Permettez-moi de m'attarder sur l'article 4 qui fait l'objet de tant de débats.
J'ai entendu les points de vue exprimés, qui sont très différents, aussi bien au sein de chaque chambre parlementaire qu'entre celles-ci. Au terme de ce débat, je demeure convaincue que la représentation nationale ne peut pas rester sourde aux difficultés dont témoignent les services opérationnels et les victimes. Oui, il y a des gourous, des influenceurs, des prétendus soignants, qui sont des criminels parce qu'ils promeuvent des pratiques qui tuent.

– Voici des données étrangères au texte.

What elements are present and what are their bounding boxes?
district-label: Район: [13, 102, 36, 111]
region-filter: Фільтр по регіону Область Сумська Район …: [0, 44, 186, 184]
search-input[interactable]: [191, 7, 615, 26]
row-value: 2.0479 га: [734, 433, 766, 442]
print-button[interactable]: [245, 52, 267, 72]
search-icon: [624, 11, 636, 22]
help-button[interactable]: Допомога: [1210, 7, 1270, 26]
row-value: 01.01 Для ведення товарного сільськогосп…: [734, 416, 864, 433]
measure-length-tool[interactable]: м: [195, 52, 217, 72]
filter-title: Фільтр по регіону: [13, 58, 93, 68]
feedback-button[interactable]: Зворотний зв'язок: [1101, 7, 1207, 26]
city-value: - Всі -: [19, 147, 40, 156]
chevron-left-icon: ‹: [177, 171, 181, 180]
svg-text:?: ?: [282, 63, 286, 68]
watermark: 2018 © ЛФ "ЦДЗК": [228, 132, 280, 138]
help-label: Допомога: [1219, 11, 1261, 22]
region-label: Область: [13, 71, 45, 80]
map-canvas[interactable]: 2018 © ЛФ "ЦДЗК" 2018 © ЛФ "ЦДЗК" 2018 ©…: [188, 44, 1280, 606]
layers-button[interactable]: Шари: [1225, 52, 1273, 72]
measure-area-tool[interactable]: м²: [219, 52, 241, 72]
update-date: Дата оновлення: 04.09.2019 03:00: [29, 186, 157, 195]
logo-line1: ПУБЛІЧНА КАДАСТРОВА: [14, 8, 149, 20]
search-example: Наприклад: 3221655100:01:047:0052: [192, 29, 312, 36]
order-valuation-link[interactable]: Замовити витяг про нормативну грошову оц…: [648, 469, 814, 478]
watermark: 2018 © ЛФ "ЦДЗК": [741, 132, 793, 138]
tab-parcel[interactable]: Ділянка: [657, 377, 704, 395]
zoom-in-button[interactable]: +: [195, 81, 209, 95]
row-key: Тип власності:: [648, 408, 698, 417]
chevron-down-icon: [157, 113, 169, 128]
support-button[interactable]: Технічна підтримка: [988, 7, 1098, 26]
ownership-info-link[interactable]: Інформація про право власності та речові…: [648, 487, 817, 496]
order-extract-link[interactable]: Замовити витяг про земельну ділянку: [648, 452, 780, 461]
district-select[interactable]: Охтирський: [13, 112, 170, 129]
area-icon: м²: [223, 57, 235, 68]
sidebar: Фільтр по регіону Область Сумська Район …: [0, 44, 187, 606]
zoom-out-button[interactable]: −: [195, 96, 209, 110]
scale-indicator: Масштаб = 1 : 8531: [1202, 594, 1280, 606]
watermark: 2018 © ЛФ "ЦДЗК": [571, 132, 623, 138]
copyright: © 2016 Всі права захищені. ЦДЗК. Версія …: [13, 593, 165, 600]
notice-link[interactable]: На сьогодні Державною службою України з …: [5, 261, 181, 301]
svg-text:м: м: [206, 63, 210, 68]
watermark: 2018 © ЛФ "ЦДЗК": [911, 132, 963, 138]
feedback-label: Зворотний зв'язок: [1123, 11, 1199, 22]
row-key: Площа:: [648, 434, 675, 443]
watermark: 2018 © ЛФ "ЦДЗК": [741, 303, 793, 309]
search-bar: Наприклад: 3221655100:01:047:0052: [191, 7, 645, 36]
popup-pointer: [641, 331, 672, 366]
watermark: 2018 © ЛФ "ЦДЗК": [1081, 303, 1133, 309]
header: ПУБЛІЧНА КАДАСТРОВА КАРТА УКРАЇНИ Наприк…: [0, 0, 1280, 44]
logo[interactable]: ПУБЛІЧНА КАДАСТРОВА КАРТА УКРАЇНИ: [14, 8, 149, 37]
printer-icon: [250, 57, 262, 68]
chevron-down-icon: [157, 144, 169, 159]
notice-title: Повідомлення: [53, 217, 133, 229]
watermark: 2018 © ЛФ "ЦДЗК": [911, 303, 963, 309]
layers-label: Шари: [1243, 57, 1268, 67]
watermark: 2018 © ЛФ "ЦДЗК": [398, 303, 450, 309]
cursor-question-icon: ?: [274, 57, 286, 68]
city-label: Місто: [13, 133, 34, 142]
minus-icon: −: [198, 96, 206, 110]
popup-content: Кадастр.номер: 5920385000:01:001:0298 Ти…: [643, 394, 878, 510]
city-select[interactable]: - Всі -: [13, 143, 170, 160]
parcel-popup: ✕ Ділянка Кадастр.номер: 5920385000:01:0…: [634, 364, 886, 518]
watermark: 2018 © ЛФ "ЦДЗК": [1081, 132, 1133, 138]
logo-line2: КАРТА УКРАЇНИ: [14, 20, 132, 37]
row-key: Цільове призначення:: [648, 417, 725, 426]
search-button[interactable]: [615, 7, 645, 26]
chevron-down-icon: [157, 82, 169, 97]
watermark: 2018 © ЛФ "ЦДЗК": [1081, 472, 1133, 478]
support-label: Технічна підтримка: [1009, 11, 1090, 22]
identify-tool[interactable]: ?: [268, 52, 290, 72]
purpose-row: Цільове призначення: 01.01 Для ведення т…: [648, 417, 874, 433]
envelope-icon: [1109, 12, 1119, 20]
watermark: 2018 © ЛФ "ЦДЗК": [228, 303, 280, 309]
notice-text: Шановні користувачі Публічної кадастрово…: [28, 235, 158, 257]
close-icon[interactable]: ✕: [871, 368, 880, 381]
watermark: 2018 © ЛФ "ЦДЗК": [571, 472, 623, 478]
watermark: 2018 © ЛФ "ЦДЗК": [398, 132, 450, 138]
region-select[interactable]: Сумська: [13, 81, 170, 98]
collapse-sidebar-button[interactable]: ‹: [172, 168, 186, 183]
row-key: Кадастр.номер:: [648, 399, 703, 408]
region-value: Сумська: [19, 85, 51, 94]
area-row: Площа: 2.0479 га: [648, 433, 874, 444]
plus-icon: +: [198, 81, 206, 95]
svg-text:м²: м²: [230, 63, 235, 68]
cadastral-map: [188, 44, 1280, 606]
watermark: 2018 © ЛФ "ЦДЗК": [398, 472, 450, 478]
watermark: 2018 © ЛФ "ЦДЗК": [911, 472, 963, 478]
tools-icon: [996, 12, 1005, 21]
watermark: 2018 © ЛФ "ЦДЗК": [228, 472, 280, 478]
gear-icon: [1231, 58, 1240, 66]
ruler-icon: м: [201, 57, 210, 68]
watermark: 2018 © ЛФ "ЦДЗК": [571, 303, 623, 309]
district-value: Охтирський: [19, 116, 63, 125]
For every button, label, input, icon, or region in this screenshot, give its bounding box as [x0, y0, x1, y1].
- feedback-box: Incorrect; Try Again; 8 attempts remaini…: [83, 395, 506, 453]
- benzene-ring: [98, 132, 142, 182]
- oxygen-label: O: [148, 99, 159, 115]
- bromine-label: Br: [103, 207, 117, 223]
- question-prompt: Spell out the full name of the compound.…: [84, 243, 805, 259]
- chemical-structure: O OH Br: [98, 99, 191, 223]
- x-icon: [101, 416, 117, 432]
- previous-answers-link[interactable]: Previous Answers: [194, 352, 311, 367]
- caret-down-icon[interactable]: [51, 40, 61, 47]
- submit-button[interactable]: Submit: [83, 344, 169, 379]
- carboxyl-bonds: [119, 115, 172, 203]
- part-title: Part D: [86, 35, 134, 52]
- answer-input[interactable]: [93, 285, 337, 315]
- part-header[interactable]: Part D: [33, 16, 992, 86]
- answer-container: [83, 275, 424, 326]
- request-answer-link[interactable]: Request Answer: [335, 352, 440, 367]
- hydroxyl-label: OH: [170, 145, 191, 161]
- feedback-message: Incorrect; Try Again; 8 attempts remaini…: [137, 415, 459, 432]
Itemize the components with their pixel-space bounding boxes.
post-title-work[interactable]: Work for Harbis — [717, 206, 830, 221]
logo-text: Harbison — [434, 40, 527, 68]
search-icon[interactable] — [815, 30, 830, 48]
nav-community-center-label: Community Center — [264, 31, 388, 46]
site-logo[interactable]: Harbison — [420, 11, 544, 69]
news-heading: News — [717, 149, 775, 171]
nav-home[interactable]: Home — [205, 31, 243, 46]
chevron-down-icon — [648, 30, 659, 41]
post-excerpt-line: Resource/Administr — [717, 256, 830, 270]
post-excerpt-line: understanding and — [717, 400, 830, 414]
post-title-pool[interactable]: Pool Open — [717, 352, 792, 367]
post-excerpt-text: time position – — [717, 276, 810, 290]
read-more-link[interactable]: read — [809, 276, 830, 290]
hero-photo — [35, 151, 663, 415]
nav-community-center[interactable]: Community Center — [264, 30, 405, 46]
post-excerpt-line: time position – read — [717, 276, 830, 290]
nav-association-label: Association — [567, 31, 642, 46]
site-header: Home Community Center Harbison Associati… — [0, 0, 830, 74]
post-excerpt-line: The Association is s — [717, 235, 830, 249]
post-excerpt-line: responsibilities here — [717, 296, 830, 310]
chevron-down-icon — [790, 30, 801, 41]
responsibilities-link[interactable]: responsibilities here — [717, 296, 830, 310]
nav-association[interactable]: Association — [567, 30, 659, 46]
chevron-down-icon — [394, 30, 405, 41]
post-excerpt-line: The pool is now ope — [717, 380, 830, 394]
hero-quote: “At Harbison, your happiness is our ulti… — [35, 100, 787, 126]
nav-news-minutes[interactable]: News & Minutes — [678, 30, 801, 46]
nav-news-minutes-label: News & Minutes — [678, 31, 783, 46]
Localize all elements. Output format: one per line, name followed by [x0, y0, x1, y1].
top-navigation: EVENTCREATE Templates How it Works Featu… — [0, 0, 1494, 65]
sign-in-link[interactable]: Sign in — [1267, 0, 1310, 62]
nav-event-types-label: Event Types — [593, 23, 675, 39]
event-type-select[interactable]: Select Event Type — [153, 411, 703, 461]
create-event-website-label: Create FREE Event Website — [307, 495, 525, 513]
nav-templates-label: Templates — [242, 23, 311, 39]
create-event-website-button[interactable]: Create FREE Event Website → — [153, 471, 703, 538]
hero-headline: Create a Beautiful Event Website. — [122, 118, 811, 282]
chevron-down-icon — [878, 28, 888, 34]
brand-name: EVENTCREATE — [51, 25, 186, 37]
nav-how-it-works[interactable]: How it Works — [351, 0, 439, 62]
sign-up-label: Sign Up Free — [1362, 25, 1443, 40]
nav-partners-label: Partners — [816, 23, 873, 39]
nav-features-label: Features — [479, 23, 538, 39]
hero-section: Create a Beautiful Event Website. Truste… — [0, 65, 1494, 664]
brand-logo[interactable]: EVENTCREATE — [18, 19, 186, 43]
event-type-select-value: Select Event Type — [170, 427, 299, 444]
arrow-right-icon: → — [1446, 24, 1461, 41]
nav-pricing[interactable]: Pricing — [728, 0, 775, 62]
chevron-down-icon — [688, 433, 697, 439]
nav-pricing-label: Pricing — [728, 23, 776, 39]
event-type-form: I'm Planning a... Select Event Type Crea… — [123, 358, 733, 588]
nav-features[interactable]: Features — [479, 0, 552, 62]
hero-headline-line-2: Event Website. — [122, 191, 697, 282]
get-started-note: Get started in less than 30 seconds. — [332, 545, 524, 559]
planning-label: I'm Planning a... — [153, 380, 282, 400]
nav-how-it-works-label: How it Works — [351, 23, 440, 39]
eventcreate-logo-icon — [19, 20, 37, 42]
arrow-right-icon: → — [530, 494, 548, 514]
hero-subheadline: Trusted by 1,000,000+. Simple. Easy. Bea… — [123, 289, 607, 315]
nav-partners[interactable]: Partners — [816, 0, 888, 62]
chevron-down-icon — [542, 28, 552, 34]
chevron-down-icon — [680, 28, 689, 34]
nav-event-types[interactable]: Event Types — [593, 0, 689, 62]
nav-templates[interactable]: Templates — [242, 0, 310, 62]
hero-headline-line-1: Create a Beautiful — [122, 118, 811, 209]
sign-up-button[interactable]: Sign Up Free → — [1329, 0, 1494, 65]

Monsieur Dupont-Aignan, le Conseil d'État l'a exprimé dans l'avis qu'il a rendu : « la légitimité de l'objectif poursuivi par le projet de loi est incontestable ».
L'article 4 vise à empêcher les abus délétères et souvent mortels de la liberté d'expression. Il crée une nouvelle infraction qui réprime deux types de discours de provocation : la provocation à interrompre ou à s'abstenir de prendre un traitement lorsque cela aurait des conséquences particulièrement graves sur la santé, ainsi que la provocation à empoisonner.
Le Gouvernement et l'Assemblée nationale ont bien entendu les critiques formulées à l'encontre du projet de loi initial. Elles portaient sur trois points essentiels : le texte doit garantir la liberté de conscience, préserver la liberté de critique médicale – ce n'est pas moi qui dirai le contraire – et s'abstenir de réprimer ce qu'on pourrait appeler les discours familiaux, les jugements à l'emporte-pièce tenus au cours d'un repas.
Sur ces trois points, nous avons apporté des garanties rédactionnelles.
S'agissant de la liberté de conscience, dans la rédaction actuelle, dès lors qu'une personne ne provoque pas à interrompre un traitement qui maintient en vie ou en bonne santé, il n'y a pas d'infraction. L'alinéa 2 exige en effet que l'abandon ou l'abstention du traitement soit présentée comme « bénéfique » ; tandis que l'alinéa 5 formule l'exigence d'une « volonté libre et éclairée de la personne ».
Ensuite, afin de préserver la liberté de critique médicale, l'alinéa 6 exclut explicitement les lanceurs d'alerte du champ d'application de ces délits.
En outre, le critère de gravité des conséquences de l'abandon ou de l'abstention du traitement a été rehaussé : la rédaction actuelle mentionne des « conséquences particulièrement graves ».
Comme l'a dit la rapporteure, cessez de prétendre qu'Irène Frachon n'aurait pas pu nous alerter si ces dispositions avaient été inscrites dans la loi, car c'est faux.
Enfin, les discours tenus dans la sphère privée et les paroles en l'air sont clairement exclus du champ d'application du projet de loi, car l'alinéa 2 précise que les provocations concernées doivent faire l'objet de « pressions et de manœuvres réitérées », ce qui, à l'évidence, ne correspond pas à une conversation familiale ou entre amis.
Puisque les débats parlementaires sont une source d'interprétation du droit, je le déclare devant la représentation nationale : il n'est pas dans l'intention du Gouvernement d'interdire la critique médicale, d'empêcher les malades de décider en toute conscience, leur volonté étant pleinement éclairée, de prendre ou de s'abstenir de prendre un traitement, fût-ce manifestement au détriment de leur santé, ni d'épingler les discussions familiales ou amicales. En revanche, il est bien dans l'intention du Gouvernement de mettre hors d'état de nuire les gourous 2.0, les guérisseurs malhonnêtes, les escrocs qui mettent en danger, qui font souffrir et qui tuent nombre de nos concitoyens.
Je l'ai déjà dit à de multiples reprises : provoquer à interrompre une chimiothérapie pour lui substituer un jus de légumes n'est en rien un usage de bon aloi de la liberté d'expression.
Mesdames et messieurs les députés, je crois au débat parlementaire, à la sagesse des assemblées. Ce texte en est issu.
Je suis certaine que chacun pourra en conscience se prononcer sur un texte qui est bien différent de celui qui a été soumis à l'avis du Conseil d'État – je l'assume complètement – ainsi qu'à l'examen initial des deux assemblées.
Ce texte amélioré par le travail parlementaire – merci, monsieur Delaporte, de l'avoir souligné – apporte toutes les garanties contre l'arbitraire et préserve les libertés.
L'avis du Gouvernement sur les amendements tendant à supprimer l'article 4 est donc défavorable.